Sur le site Internet qui présente les différents maîtres de stage de la faculté, le Dr Destouches est décrit comme un médecin qui laisse beaucoup d'autonomie à ses stagiaires. « Dès que l'interne est suffisamment à l'aise avec le système informatique et avec les patients, et, quand il a l'impression de pouvoir prescrire, on le met dans un bureau à côté et on le laisse s'occuper des patients du jour*. C'est la meilleure formation qui soit », explique le médecin. Les internes jouissent d'une relative liberté pour mener leurs consultations. Mais pas question pour le généraliste d'abandonner son interne. Le Dr Destouches reste accessible pour discuter d'un éventuel problème. A la fin de chaque demi-journée, le médecin et l'interne font le point. « On passe évidemment plus de temps sur les cas difficiles, comme les personnes âgées pluripathologiques, que sur les rhino-pharyngites », reconnaît Régis. A cette relative liberté, le Dr Destouches fixe une seule limite : « Je refuse que les internes reçoivent seuls les toxicomanes, car ils profitent souvent de voir une nouvelle tête pour les manipuler. »
Une expérience marquante.
Avec le recul, Régis ne regrette pas d'avoir effectué son sixième semestre chez le Dr Destouches. « J'ai toujours voulu faire de la médecine générale en ville et j'apprécie la clientèle variée de Bagneux. Faire de la médecine en situation concrète, c'était une grosse opportunité, surtout quand le maître de stage, comme le mien, est disponible. » Le jeune remplaçant affirme avoir acquis des habitudes depuis son passage chez le Dr Destouches. « Mon maître de stage m'a appris à faire certaines prescriptions au début, confie-t-il . Il m'a aidé à être prudent dans la délivrance de certificats (arrêts de travail) et à fixer des limites aux patients exigeants.

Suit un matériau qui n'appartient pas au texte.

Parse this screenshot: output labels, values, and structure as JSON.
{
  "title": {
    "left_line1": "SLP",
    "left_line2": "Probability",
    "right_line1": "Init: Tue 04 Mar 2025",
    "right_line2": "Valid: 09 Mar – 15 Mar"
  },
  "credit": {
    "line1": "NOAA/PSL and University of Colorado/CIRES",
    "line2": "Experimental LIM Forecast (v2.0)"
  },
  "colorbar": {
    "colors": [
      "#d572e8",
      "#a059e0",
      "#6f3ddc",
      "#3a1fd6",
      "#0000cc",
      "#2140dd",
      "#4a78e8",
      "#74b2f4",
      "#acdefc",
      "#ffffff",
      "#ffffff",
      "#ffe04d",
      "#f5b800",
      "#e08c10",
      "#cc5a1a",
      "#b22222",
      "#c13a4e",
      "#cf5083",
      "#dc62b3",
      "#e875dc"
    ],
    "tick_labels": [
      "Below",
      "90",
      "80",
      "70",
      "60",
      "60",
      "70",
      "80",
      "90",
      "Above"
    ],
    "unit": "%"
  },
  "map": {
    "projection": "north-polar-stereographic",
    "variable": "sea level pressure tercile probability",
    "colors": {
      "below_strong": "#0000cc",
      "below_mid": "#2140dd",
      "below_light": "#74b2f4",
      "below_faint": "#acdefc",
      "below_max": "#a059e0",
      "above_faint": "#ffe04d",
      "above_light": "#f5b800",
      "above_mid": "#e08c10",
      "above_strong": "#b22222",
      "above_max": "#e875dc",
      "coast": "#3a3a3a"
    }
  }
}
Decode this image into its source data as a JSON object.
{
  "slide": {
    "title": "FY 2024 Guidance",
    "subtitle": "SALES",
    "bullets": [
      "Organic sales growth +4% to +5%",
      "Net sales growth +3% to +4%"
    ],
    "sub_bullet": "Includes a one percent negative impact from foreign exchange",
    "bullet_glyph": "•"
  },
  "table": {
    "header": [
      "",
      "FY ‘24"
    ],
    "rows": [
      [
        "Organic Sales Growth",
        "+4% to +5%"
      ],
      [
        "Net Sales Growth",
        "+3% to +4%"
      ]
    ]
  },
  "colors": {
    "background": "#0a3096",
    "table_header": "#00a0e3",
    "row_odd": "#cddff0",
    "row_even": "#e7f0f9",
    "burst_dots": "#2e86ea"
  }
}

J'ai fait des visites à domicile, beaucoup d'urgences pour des plaies, des détresses respiratoires, l'hypertension artérielle... Cette expérience a été très enrichissante. »
A-t-elle été enrichissante également à tout point de vue pour le maître de stage ? « Je n'exerce pas ces fonctions pour l'argent », répond le Dr Destouches . Le maître de stage est rémunéré environ 1 000 euros par mois pour l'encadrement d'un interne. Cette somme est quasi doublée avec les honoraires réalisés par l'interne et encaissés par le médecin. « Les maîtres de stage ne volent pas cette rétribution car cette activité demande du temps, de l'énergie, de la patience et de la disponibilité », estime le Dr Destouches. Le médecin souhaite néanmoins apporter sa note personnelle lors des échanges professionnels avec ses jeunes confrères. « Mon objectif est de leur transmettre une image de la médecine générale qui corresponde à ma philosophie, mais je leur précise toujours que ce n'est pas la seule façon de faire. » Le professionnel juge la présence d'internes très stimulante : « C'est aussi une façon de ne pas m'encroûter », commente le Dr Destouches.
* Les patients sont informés par le secrétariat qu'ils seront examinés par un interne de médecine générale les lundi, mardi et jeudi matin.